A CNV serviria como um incentivo a esses profissionais a se apropriarem desse conhecimento para desenharem um novo modelo de pacificação de conflitos, sem a necessidade de se socorrer da força, coerção ou agressividade. Com isso, seria possível estabelecer um diálogo não-agressivo, atendendo, de modo mais eficaz, as necessidades e os interesses dos litigantes.
Com empatia, o profissional da advocacia passaria a transmitir maior segurança às partes, deixando-as confortáveis nas suas vulnerabilidades, permitindo uma conexão mais significativa.
O mecanismo da CNV também prega a necessidade de flexibilidade e criatividade. À medida em que o conflito se desdobra, as percepções e as atitudes dos litigantes podem passar por mudanças que, por sua vez, podem vir a modificar os seus comportamentos, seus discursos e sua comunicação em relação ao outro.

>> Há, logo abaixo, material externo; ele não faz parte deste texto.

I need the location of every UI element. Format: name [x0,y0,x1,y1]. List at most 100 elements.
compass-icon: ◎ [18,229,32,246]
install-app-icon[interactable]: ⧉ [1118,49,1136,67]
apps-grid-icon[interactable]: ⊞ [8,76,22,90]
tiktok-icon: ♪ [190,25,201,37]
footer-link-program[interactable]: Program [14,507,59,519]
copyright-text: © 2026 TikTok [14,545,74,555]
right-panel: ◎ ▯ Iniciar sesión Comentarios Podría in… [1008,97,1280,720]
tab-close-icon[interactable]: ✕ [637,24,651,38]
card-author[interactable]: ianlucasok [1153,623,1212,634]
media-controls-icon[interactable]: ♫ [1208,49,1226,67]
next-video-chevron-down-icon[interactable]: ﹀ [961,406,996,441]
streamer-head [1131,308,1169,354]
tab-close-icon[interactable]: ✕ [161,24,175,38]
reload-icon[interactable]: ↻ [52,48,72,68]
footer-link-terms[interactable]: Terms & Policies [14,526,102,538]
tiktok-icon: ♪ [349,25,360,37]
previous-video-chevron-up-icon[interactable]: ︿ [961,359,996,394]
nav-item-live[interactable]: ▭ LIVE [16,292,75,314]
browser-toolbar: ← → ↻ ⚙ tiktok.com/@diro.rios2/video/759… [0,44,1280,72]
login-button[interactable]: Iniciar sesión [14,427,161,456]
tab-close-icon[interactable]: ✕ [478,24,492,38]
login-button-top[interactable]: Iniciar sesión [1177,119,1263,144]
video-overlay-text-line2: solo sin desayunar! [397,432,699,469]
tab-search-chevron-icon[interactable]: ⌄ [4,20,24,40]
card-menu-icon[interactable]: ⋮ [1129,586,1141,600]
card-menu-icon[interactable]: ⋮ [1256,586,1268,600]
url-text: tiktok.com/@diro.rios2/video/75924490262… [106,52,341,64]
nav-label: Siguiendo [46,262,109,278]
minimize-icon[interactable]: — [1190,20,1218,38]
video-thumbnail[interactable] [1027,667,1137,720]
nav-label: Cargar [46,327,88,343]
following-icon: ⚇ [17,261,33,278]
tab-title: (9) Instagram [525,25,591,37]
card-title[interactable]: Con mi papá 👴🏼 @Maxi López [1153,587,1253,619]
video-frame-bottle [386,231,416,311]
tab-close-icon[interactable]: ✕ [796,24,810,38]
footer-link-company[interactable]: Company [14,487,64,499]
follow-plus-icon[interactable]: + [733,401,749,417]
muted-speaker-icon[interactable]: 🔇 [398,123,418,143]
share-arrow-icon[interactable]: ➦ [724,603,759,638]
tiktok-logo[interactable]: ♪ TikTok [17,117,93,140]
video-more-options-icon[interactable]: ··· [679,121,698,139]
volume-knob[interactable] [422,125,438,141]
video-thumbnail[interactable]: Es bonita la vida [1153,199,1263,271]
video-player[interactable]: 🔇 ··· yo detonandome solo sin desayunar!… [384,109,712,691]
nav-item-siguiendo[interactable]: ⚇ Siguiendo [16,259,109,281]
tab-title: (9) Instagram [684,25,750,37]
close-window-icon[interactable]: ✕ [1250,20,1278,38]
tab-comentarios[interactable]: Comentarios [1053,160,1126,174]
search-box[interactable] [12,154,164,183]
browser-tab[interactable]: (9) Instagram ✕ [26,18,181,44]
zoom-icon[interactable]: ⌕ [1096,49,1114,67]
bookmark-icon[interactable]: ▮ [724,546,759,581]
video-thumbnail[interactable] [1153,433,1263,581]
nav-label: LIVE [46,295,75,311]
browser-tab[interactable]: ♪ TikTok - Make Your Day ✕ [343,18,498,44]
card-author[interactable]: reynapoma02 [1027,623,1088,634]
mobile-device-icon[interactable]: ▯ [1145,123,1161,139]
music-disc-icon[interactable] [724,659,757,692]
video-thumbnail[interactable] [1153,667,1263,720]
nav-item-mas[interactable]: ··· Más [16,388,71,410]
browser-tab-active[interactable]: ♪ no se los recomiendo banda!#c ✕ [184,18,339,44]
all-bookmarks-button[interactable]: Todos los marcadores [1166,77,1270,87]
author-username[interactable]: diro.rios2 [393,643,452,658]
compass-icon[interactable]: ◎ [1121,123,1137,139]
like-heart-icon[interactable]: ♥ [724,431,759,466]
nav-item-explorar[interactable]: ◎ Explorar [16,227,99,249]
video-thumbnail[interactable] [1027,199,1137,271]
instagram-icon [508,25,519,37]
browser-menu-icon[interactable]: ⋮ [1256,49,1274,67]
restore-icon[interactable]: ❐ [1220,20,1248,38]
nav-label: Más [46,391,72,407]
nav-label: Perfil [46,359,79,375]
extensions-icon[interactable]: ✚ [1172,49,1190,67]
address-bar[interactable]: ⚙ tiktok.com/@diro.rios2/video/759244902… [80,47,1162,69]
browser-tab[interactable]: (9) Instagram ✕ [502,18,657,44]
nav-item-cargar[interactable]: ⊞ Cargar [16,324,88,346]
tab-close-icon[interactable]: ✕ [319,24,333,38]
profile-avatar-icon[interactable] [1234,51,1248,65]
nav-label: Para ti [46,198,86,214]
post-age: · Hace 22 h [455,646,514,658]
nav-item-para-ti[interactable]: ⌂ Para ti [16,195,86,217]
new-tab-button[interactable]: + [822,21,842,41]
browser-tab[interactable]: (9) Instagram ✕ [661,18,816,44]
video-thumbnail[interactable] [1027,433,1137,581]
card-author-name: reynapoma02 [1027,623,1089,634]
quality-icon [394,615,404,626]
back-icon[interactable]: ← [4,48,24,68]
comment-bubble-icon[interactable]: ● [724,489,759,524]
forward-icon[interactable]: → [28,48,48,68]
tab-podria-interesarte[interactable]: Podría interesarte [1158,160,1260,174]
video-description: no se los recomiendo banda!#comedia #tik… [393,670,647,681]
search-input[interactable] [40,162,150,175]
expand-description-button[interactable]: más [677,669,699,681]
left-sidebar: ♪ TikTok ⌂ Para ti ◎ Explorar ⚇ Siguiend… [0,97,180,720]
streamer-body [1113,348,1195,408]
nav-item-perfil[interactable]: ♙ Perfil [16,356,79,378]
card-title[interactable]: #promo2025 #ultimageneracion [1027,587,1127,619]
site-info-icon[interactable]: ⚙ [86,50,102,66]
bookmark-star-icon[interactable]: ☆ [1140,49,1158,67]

A comunicação não-violenta vem ensinar o direito a transformar julgamentos em entendimentos.
Mesmo em um cenário de opiniões divergentes, é viável que os atores envolvidos nos litígios passem a perceber o outro de forma empática e com respeito mútuo, desenvolvendo o espírito de confiança, compreensão e cooperação. Combater a comunicação disfuncional ajudaria a expurgar grande parte dos conflitos existentes na atualidade.